L’artiste originaire de Tlemcen, au nord-ouest du pays, est issu d’une famille de mélomanes. Il est initié dès son jeune âge à la musique arabo-andalouse gharnati de la région, et joue aussi bien au r’bab, au violon, au ney, qu’au oud.

L’originalité de l’apport d’Abdelkrim Dali est alors sa capacité à réunir deux grandes écoles du genre, à savoir le gharnati de Tlemcen et la sanaâ d’Alger.

Le gharnati (nom dérivé de la ville de Grenade en Espagne) et le sanaâ désignent respectivement les répertoires tlemcénien et algérois de musique arabo-andalouse, un genre dont l’implantation au Maghreb a commencé durant la période d’Al Andalus et qui s’est accélérée suite à l’expulsion des musulmans et des juifs de la péninsule ibérique durant et après la Reconquista.

C’est d’abord à travers son apprentissage qu’il est exposé à l’école d’Alger. Il participe ensuite en 1940 au lancement de la Radio-Alger et intègre son orchestre en tant joueur de oud. Il devient enseignant à partir de 1951 à l’École municipale de musique de Hussein Dey, puis au Conservatoire municipal d’Alger en 1957.

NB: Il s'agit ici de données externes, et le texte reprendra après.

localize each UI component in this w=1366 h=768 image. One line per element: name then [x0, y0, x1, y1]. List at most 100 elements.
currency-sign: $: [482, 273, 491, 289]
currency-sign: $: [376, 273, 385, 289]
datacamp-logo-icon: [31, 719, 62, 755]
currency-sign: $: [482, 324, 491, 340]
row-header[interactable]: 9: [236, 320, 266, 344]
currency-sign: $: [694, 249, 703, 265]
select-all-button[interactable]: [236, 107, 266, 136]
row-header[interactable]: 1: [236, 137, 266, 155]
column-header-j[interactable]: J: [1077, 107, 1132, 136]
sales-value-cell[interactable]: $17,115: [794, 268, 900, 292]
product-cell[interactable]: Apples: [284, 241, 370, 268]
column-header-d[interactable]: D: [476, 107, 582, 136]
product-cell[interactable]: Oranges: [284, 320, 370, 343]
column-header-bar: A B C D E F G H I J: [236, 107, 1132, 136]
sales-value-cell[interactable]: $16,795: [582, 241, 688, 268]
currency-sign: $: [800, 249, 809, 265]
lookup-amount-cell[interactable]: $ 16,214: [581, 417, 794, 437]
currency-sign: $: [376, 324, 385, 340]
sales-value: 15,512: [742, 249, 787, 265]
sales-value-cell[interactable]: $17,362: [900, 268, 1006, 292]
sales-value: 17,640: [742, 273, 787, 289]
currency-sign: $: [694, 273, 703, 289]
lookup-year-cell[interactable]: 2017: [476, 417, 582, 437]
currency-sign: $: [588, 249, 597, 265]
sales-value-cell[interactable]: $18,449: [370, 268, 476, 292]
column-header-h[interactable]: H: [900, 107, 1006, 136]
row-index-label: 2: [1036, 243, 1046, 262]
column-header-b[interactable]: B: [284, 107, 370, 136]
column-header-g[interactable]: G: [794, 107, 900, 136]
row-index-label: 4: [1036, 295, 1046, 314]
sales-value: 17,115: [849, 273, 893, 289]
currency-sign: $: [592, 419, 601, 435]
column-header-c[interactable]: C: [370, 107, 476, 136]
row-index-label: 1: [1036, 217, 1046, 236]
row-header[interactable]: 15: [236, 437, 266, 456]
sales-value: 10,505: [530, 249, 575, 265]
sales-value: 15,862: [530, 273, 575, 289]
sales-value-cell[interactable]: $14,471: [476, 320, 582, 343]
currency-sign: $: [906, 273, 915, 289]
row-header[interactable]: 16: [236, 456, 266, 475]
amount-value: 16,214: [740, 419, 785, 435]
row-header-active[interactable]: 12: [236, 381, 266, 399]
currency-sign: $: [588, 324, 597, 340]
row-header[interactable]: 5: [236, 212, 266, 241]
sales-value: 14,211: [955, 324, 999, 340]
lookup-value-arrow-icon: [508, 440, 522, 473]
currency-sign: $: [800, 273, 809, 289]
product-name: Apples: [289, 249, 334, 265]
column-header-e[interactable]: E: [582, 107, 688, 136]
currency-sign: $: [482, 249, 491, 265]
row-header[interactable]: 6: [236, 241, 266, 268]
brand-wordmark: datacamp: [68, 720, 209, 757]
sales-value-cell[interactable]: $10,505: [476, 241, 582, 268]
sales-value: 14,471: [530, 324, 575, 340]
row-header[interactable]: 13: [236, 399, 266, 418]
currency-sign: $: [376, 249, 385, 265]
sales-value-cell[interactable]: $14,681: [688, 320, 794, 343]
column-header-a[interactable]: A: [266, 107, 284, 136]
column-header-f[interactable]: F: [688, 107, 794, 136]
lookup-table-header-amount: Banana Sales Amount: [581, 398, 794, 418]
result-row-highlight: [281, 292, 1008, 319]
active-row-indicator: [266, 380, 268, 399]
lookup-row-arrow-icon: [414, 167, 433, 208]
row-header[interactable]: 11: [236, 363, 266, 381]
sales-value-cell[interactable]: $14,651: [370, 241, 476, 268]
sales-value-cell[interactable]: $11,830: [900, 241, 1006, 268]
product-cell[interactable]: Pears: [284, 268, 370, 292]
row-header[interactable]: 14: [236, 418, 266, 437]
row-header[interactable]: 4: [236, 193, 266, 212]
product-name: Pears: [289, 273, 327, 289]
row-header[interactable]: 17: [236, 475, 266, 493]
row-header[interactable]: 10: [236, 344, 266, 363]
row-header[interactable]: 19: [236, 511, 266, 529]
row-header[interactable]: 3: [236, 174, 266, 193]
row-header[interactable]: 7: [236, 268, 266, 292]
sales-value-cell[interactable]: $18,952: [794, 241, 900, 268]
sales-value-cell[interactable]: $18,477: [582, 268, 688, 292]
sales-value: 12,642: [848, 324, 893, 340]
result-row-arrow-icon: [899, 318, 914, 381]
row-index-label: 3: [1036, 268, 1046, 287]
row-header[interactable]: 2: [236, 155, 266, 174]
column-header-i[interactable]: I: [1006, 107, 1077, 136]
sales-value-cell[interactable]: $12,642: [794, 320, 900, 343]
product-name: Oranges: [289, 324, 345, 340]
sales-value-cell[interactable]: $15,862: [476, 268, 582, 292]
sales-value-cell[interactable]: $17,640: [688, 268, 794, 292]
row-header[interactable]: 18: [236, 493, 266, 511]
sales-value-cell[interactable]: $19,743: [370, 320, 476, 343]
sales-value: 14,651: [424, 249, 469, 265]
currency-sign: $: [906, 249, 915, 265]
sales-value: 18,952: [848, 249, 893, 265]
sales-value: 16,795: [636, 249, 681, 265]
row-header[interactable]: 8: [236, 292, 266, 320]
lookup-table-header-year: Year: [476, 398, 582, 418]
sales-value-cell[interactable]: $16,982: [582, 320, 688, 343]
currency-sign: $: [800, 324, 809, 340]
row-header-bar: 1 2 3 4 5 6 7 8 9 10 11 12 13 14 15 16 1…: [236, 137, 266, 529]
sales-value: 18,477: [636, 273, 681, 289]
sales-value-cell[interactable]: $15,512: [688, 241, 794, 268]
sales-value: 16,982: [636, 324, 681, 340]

Icône de l’école de Tlemcen, il se voit attribuer en 1965 une chaire au Conservatoire d’Alger et devient conseiller en 1971 en musique andalouse à l’Institut national de musique.

Abdelkrim Dali
Photo : Timbre-poste à l’effigie d’Abdelkrim Dali pour le centenaire de sa naissance

Le maitre musical dévoué à la création artistique et à la sauvegarde du patrimoine a su allier avec brio les styles algérois et tlemcéniens. Un pari difficile mais dont la réussite a permis d’assurer la survie d’un riche répertoire arabo-andalous algérien.